The World Health Organization defines female genital mutilation (FGM) as any procedure that intentionally alters or cause injury to the female genital organs for non-medical reasons. These procedures have absolutely no health benefits for girls or women and often lead up to severe bleeding, urination problems, later cysts, infections, complications in childbirth and increased risk of newborn deaths.
It is verified that the procedure has been carried out on more than 125 million girls and women, who are spread across 29 countries in Africa and Middle East where its most concentrated. It’s often carried out whilst the girls are young, a coming of age ceremony of some sort that catches girls sometime before they turn 15. This practice in all its ramifications is considered a human rights violation on girls and women which must be looked at quite frankly as an affront to any nations current level of civilization.
In a landmark Australian case which had its sentencing hearing on Friday, the biggest victory against female genital mutilation (FGM) to date may have been won. A former midwife Kubra Magennis, 72, and the mother of the victims, who cannot be named, were convicted in November of mutilating two young girls in separate FGM procedures. One of the girls had testified to undergoing the procedure, called “khatna”, a ceremony which girls from the Dawoodi Bohra community typically undergo when they are seven years old. A third offender,who is the community leader Shabbir Mohammedbhai Vaziri, was found guilty of acting as an accessory after the fact by directing some people to lie to police about the procedure and practice.
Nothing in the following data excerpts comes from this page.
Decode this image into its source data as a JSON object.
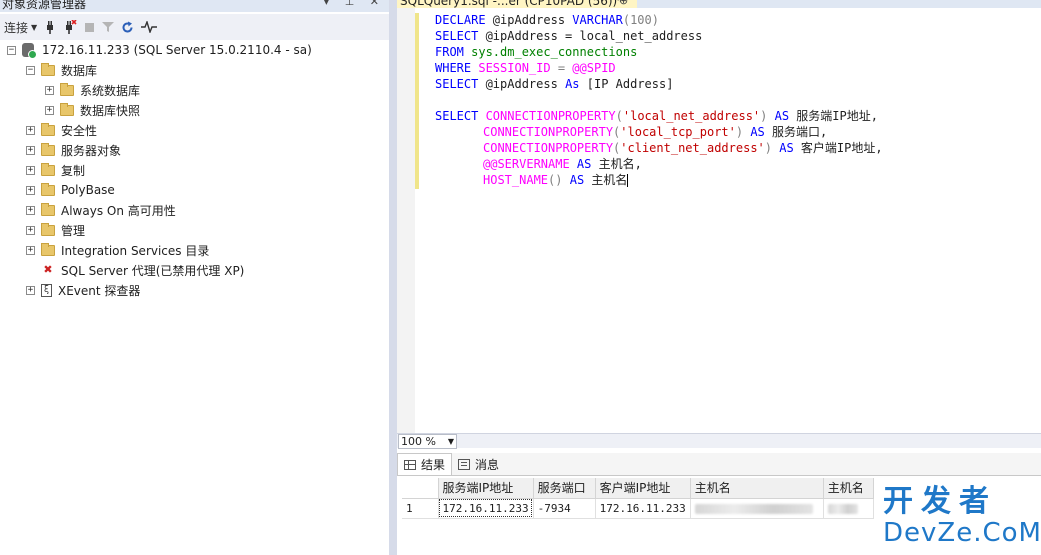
{
  "object_explorer": {
    "title": "对象资源管理器",
    "title_buttons": "▾ ⊥ ✕",
    "toolbar": {
      "connect_label": "连接",
      "icons": [
        "connect-plug-icon",
        "disconnect-icon",
        "stop-icon",
        "filter-icon",
        "refresh-icon",
        "activity-monitor-icon"
      ]
    },
    "tree": {
      "server": "172.16.11.233 (SQL Server 15.0.2110.4 - sa)",
      "databases": "数据库",
      "system_databases": "系统数据库",
      "database_snapshots": "数据库快照",
      "security": "安全性",
      "server_objects": "服务器对象",
      "replication": "复制",
      "polybase": "PolyBase",
      "always_on": "Always On 高可用性",
      "management": "管理",
      "integration_services": "Integration Services 目录",
      "sql_agent": "SQL Server 代理(已禁用代理 XP)",
      "xevent": "XEvent 探查器"
    }
  },
  "editor": {
    "tab_title": "SQLQuery1.sql -...er (CP10PAD (56))*",
    "tab_buttons": "⊕ ✕",
    "zoom": "100 %",
    "code": {
      "l1_kw": "DECLARE",
      "l1_var": " @ipAddress ",
      "l1_type": "VARCHAR",
      "l1_rest": "(100)",
      "l2_kw": "SELECT",
      "l2_rest": " @ipAddress = local_net_address",
      "l3_kw": "FROM",
      "l3_sys": " sys.dm_exec_connections",
      "l4_kw": "WHERE",
      "l4_fn": " SESSION_ID",
      "l4_eq": " = ",
      "l4_fn2": "@@SPID",
      "l5_kw": "SELECT",
      "l5_var": " @ipAddress ",
      "l5_kw2": "As",
      "l5_rest": " [IP Address]",
      "l7_kw": "SELECT",
      "l7_fn": " CONNECTIONPROPERTY",
      "l7_p1": "(",
      "l7_str": "'local_net_address'",
      "l7_p2": ") ",
      "l7_as": "AS",
      "l7_alias": " 服务端IP地址,",
      "l8_fn": "CONNECTIONPROPERTY",
      "l8_p1": "(",
      "l8_str": "'local_tcp_port'",
      "l8_p2": ") ",
      "l8_as": "AS",
      "l8_alias": " 服务端口,",
      "l9_fn": "CONNECTIONPROPERTY",
      "l9_p1": "(",
      "l9_str": "'client_net_address'",
      "l9_p2": ") ",
      "l9_as": "AS",
      "l9_alias": " 客户端IP地址,",
      "l10_fn": "@@SERVERNAME",
      "l10_as": " AS",
      "l10_alias": " 主机名,",
      "l11_fn": "HOST_NAME",
      "l11_p": "() ",
      "l11_as": "AS",
      "l11_alias": " 主机名"
    }
  },
  "results": {
    "tabs": [
      "结果",
      "消息"
    ],
    "columns": [
      "服务端IP地址",
      "服务端口",
      "客户端IP地址",
      "主机名",
      "主机名"
    ],
    "rows": [
      {
        "num": "1",
        "cells": [
          "172.16.11.233",
          "-7934",
          "172.16.11.233",
          "",
          ""
        ]
      }
    ]
  },
  "watermark": {
    "line1": "开发者",
    "line2": "DevZe.CoM"
  }
}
The crown prosecutor of the case, Nanette Williams who believes that full-time imprisonment is the only appropriate punishment to dissuade future FGM practices told the court; “Available evidence strongly suggests this was never any form of benign procedure…It has to do with a sexual repression of women to make them more marriageable.”
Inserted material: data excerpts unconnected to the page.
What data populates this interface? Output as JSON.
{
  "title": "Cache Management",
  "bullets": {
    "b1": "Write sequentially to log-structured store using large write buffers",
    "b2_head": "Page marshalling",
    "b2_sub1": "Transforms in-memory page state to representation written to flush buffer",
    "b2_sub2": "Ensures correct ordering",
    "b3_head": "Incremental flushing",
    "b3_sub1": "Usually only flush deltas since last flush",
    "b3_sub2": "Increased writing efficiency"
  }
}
Disturbing new statistics compiled by UNICEF have shown that over 70 million more girls and women, more than was estimated in 2014 have undergone ritual cutting of FGM with half of them existing in just three countries. The discrepancy was due to a raft of new data collected in Indonesia, which still has a high prevalence of the practice despite a ban in 2006. In the analysis which was published to mark the International Day of Zero Tolerance for FGM, the statistics showed that out of the 30 countries studied, women in Indonesia, Egypt and Ethiopia account for half of the FGM victims worldwide. Somalia has the highest prevalence of women and girls who have been cut – 98% of the female population between the ages of 15 and 49.
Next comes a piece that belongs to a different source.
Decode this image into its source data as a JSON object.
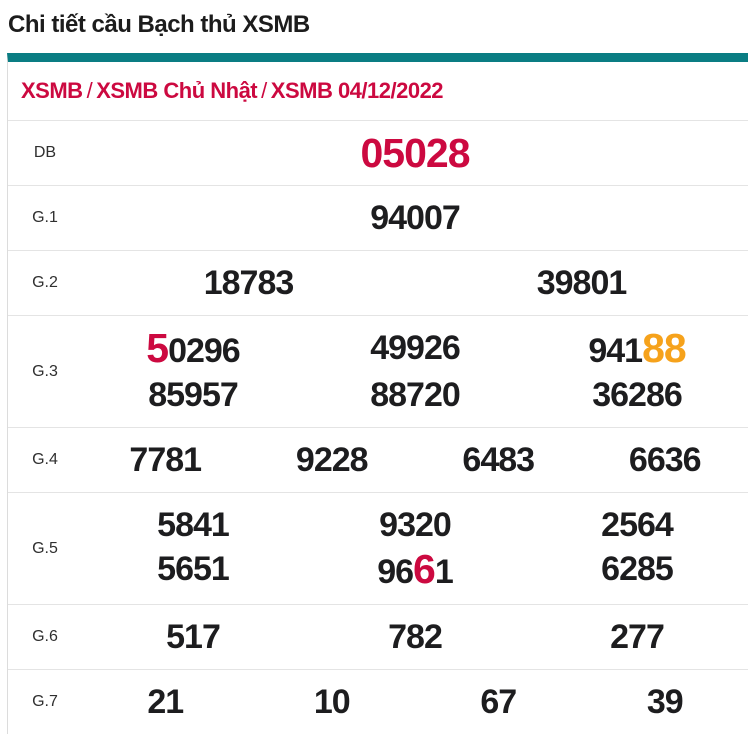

The reports lead author, Claudia Cappa comments that the new findings show that FGM is a global issue rather than one that is solely perpetuated in Africa (which has been the focus all this while). She continues, “The risk of being subjected to the practice is going down, because of changing attitudes, but the numbers are increasing because the global population is rising. That makes elimination even more challenging and current efforts are not enough to combat this growth. FGM is happening in every continent, especially with the migration of people from traditional communities into other countries.”
Appropriate campaigns and positive mainstream discussion towards combating FGM must increase as the effects of this practice don’t simply end with the momentary pain that these girls undergo during the process, but actually in life situations last them an entire lifetime, even completely robbing some of them of a chance at life. Stop Female Genital Mutilation!